George was born in the Bronx, N.Y., a son of Sicilian immigrants. He was drafted into the Army Air Corps in 1946, and served as a weather observer.

He later graduated from Manhattan College and earned a master's degree in civil engineering from Fordham.

While at Manhattan, he was president of Il Circolo Dante Alighieri, a campus organization focused on the study of Italian arts and culture. It was at a Sunday-afternoon tea dance held by the club that he met his future wife, Rosemarie Scalese. They married in 1951.

He and Rosemarie were among the first families to move into Society Hill in 1971. They took a chance on the purchase of a shell of a townhouse at 3rd and Spruce streets, which they restored and lived in for many years.

They restored four Society Hill townhhouses to Colonial-era accuracy, all of which were certified by the Philadelphia Historical Commission.

As a structural and professional engineer, George worked in New York before he joined RCA in 1958. In the mid-'60s, he moved his family of seven to Kwajalein Island in the Marshall Islands in the South Pacific for a two-year stay.

He worked on the construction and maintenance of housing domes for radar used in anti-ballistic missile testing.
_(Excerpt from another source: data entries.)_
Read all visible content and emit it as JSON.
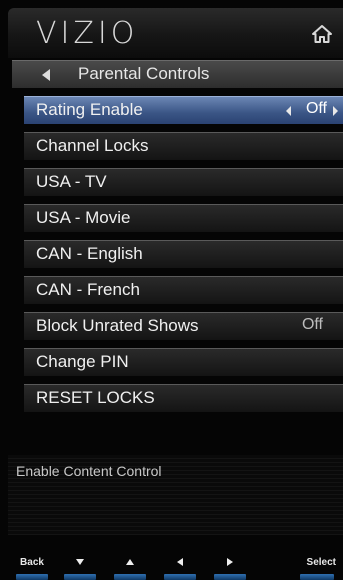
{
  "header": {
    "logo_text": "VIZIO",
    "home_icon": "home-icon"
  },
  "breadcrumb": {
    "back_icon": "back-arrow-icon",
    "title": "Parental Controls"
  },
  "menu": {
    "items": [
      {
        "label": "Rating Enable",
        "value": "Off",
        "selected": true
      },
      {
        "label": "Channel Locks",
        "value": ""
      },
      {
        "label": "USA - TV",
        "value": ""
      },
      {
        "label": "USA - Movie",
        "value": ""
      },
      {
        "label": "CAN - English",
        "value": ""
      },
      {
        "label": "CAN - French",
        "value": ""
      },
      {
        "label": "Block Unrated Shows",
        "value": "Off"
      },
      {
        "label": "Change PIN",
        "value": ""
      },
      {
        "label": "RESET LOCKS",
        "value": ""
      }
    ]
  },
  "description": "Enable Content Control",
  "footer": {
    "back": "Back",
    "down_icon": "down-arrow-icon",
    "up_icon": "up-arrow-icon",
    "left_icon": "left-arrow-icon",
    "right_icon": "right-arrow-icon",
    "select": "Select"
  },
  "colors": {
    "selected": "#3a5585",
    "accent_bar": "#2f6fb0"
  }
}
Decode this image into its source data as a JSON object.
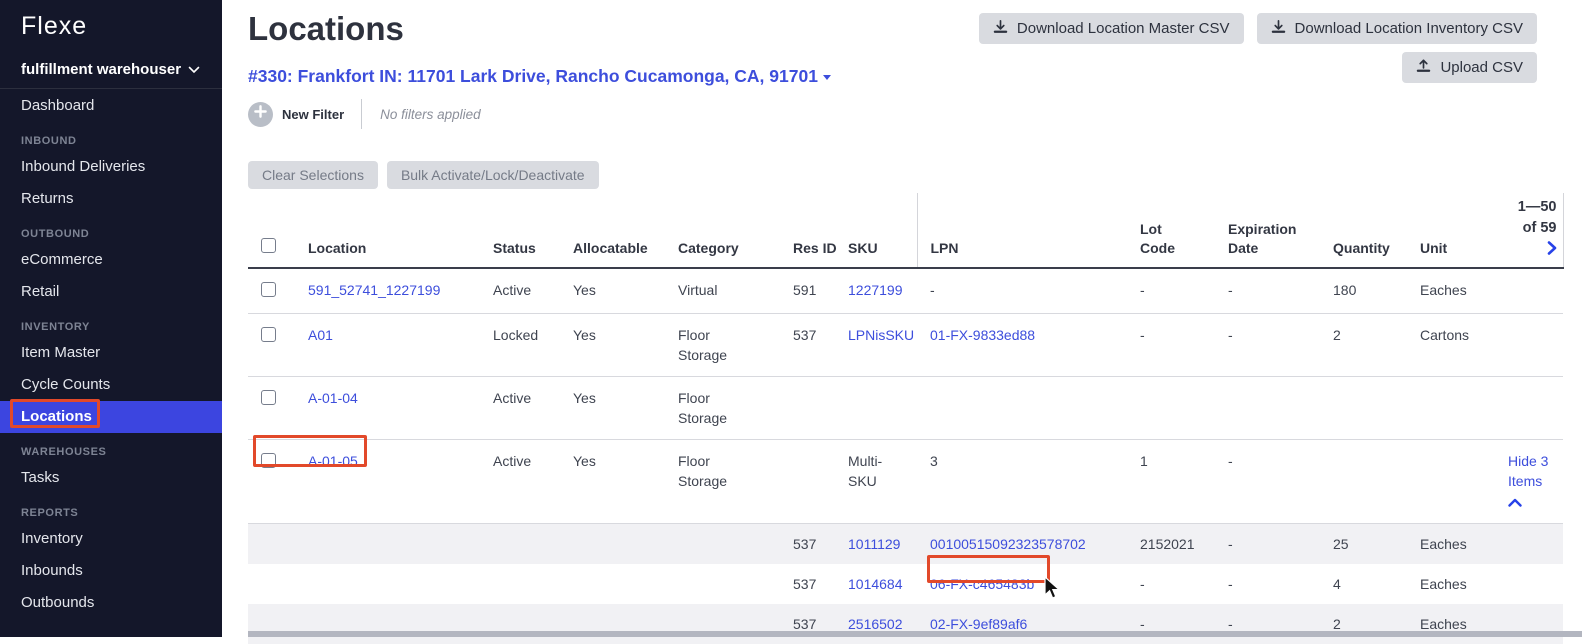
{
  "colors": {
    "accent_blue": "#3c45e0",
    "link_blue": "#3d4edc",
    "annotation": "#e2492a",
    "sidebar_bg": "#14172a"
  },
  "sidebar": {
    "logo": "Flexe",
    "account": "fulfillment warehouser",
    "dashboard": "Dashboard",
    "sections": [
      {
        "title": "INBOUND",
        "items": [
          "Inbound Deliveries",
          "Returns"
        ]
      },
      {
        "title": "OUTBOUND",
        "items": [
          "eCommerce",
          "Retail"
        ]
      },
      {
        "title": "INVENTORY",
        "items": [
          "Item Master",
          "Cycle Counts",
          "Locations"
        ]
      },
      {
        "title": "WAREHOUSES",
        "items": [
          "Tasks"
        ]
      },
      {
        "title": "REPORTS",
        "items": [
          "Inventory",
          "Inbounds",
          "Outbounds"
        ]
      }
    ],
    "active_item": "Locations"
  },
  "header": {
    "title": "Locations",
    "warehouse_link": "#330: Frankfort IN: 11701 Lark Drive, Rancho Cucamonga, CA, 91701",
    "download_master": "Download Location Master CSV",
    "download_inventory": "Download Location Inventory CSV",
    "upload": "Upload CSV"
  },
  "filter_bar": {
    "new_filter": "New Filter",
    "status": "No filters applied"
  },
  "bulk_bar": {
    "clear": "Clear Selections",
    "bulk": "Bulk Activate/Lock/Deactivate"
  },
  "table": {
    "columns": {
      "location": "Location",
      "status": "Status",
      "allocatable": "Allocatable",
      "category": "Category",
      "res_id": "Res ID",
      "sku": "SKU",
      "lpn": "LPN",
      "lot_code": "Lot Code",
      "expiration_date": "Expiration Date",
      "quantity": "Quantity",
      "unit": "Unit"
    },
    "pagination": {
      "range": "1—50",
      "of_total": "of 59"
    },
    "hide_items_label": "Hide 3 Items",
    "rows": [
      {
        "location": "591_52741_1227199",
        "status": "Active",
        "allocatable": "Yes",
        "category": "Virtual",
        "res_id": "591",
        "sku": "1227199",
        "lpn": "-",
        "lot_code": "-",
        "expiration_date": "-",
        "quantity": "180",
        "unit": "Eaches"
      },
      {
        "location": "A01",
        "status": "Locked",
        "allocatable": "Yes",
        "category": "Floor Storage",
        "res_id": "537",
        "sku": "LPNisSKU",
        "lpn": "01-FX-9833ed88",
        "lot_code": "-",
        "expiration_date": "-",
        "quantity": "2",
        "unit": "Cartons"
      },
      {
        "location": "A-01-04",
        "status": "Active",
        "allocatable": "Yes",
        "category": "Floor Storage",
        "res_id": "",
        "sku": "",
        "lpn": "",
        "lot_code": "",
        "expiration_date": "",
        "quantity": "",
        "unit": ""
      },
      {
        "location": "A-01-05",
        "status": "Active",
        "allocatable": "Yes",
        "category": "Floor Storage",
        "res_id": "",
        "sku": "Multi-SKU",
        "lpn": "3",
        "lot_code": "1",
        "expiration_date": "-",
        "quantity": "",
        "unit": ""
      }
    ],
    "subrows": [
      {
        "res_id": "537",
        "sku": "1011129",
        "lpn": "00100515092323578702",
        "lot_code": "2152021",
        "expiration_date": "-",
        "quantity": "25",
        "unit": "Eaches"
      },
      {
        "res_id": "537",
        "sku": "1014684",
        "lpn": "06-FX-c465483b",
        "lot_code": "-",
        "expiration_date": "-",
        "quantity": "4",
        "unit": "Eaches"
      },
      {
        "res_id": "537",
        "sku": "2516502",
        "lpn": "02-FX-9ef89af6",
        "lot_code": "-",
        "expiration_date": "-",
        "quantity": "2",
        "unit": "Eaches"
      }
    ]
  }
}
Further testing occurred under his supervision in Naples, Fla.; White Sands, N.M.; Colorado Springs, Colo.; and the Arctic Circle in Alaska.
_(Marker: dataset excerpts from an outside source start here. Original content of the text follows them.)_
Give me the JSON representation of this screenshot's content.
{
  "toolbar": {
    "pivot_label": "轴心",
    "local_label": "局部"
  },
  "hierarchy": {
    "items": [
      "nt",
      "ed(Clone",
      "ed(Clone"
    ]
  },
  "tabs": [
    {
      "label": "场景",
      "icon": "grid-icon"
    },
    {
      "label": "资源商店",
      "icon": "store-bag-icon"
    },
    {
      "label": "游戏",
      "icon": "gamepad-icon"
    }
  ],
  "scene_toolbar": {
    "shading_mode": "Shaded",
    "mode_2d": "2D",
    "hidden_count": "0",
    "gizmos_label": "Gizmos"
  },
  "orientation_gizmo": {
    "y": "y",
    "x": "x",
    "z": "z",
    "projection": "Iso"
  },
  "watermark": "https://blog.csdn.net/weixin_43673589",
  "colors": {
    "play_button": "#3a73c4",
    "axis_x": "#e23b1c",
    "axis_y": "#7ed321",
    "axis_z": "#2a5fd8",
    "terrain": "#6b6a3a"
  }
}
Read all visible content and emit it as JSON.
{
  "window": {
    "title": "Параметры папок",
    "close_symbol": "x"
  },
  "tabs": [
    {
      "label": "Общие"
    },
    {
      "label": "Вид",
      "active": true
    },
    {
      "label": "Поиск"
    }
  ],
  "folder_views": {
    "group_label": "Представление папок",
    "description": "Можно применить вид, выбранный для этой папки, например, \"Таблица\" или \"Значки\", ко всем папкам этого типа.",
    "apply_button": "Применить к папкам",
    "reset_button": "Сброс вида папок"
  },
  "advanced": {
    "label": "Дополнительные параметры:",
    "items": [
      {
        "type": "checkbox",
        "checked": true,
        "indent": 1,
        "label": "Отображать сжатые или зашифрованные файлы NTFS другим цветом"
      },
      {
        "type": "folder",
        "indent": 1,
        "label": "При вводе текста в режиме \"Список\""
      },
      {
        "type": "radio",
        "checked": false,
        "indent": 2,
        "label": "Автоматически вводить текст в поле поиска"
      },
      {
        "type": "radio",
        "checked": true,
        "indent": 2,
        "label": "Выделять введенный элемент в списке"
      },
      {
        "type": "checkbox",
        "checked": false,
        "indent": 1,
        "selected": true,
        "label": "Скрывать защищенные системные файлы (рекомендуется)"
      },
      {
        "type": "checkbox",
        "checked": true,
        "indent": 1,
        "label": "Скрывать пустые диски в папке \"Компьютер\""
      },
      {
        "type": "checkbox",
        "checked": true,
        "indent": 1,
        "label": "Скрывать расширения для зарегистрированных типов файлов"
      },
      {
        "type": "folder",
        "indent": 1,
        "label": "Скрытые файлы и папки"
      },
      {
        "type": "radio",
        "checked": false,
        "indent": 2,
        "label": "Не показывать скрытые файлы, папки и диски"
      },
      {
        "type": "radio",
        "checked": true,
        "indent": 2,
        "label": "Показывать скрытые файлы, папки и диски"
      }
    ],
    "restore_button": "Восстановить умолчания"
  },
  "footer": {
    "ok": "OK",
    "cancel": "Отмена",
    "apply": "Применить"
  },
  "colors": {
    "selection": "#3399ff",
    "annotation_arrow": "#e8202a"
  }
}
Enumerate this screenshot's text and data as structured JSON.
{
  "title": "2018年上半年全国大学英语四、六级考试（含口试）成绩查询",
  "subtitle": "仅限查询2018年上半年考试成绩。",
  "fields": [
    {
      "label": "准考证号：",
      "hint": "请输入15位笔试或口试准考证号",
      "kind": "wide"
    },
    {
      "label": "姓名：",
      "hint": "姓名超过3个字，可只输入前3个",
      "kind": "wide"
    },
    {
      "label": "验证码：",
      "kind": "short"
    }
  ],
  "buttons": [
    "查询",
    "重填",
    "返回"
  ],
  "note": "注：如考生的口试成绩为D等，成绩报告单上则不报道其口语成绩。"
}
George took various family members back to Kwajalein twice more in the following two decades for shorter stays.

"That special time left an indelible mark on his family," said his daughter, Madelyn Scarpulla. "It was a testament to George's mettle and lifelong willingness to try new things and disregard his comfort zone for the betterment of the individual, the family, his work and development of new ideas."

He retired from RCA in 1988.

George and his wife were active at Old Saint Joseph's Church, where George served on the advisory board responsible for architectural restoration work on the 280-year-old church.

He was actively involved with the Society Hill Civic Association.

His wife died in 2006. Besides his daughter, he is survived by a son, John; two other daughters, Marie and Clare; a brother, Carmine; a sister, Rose, and a granddaughter, Marlena.

Services: Funeral Mass 10 a.m. Saturday, Oct. 15, at Old Saint Joseph's Church, 321 Willings Alley, followed by burial with military honors at Calvary Cemetery, West Conshohocken.

In lieu of flowers, donations may be made to Old Saint Joseph's Historic Preservation Corp. at Philadelphia 19106.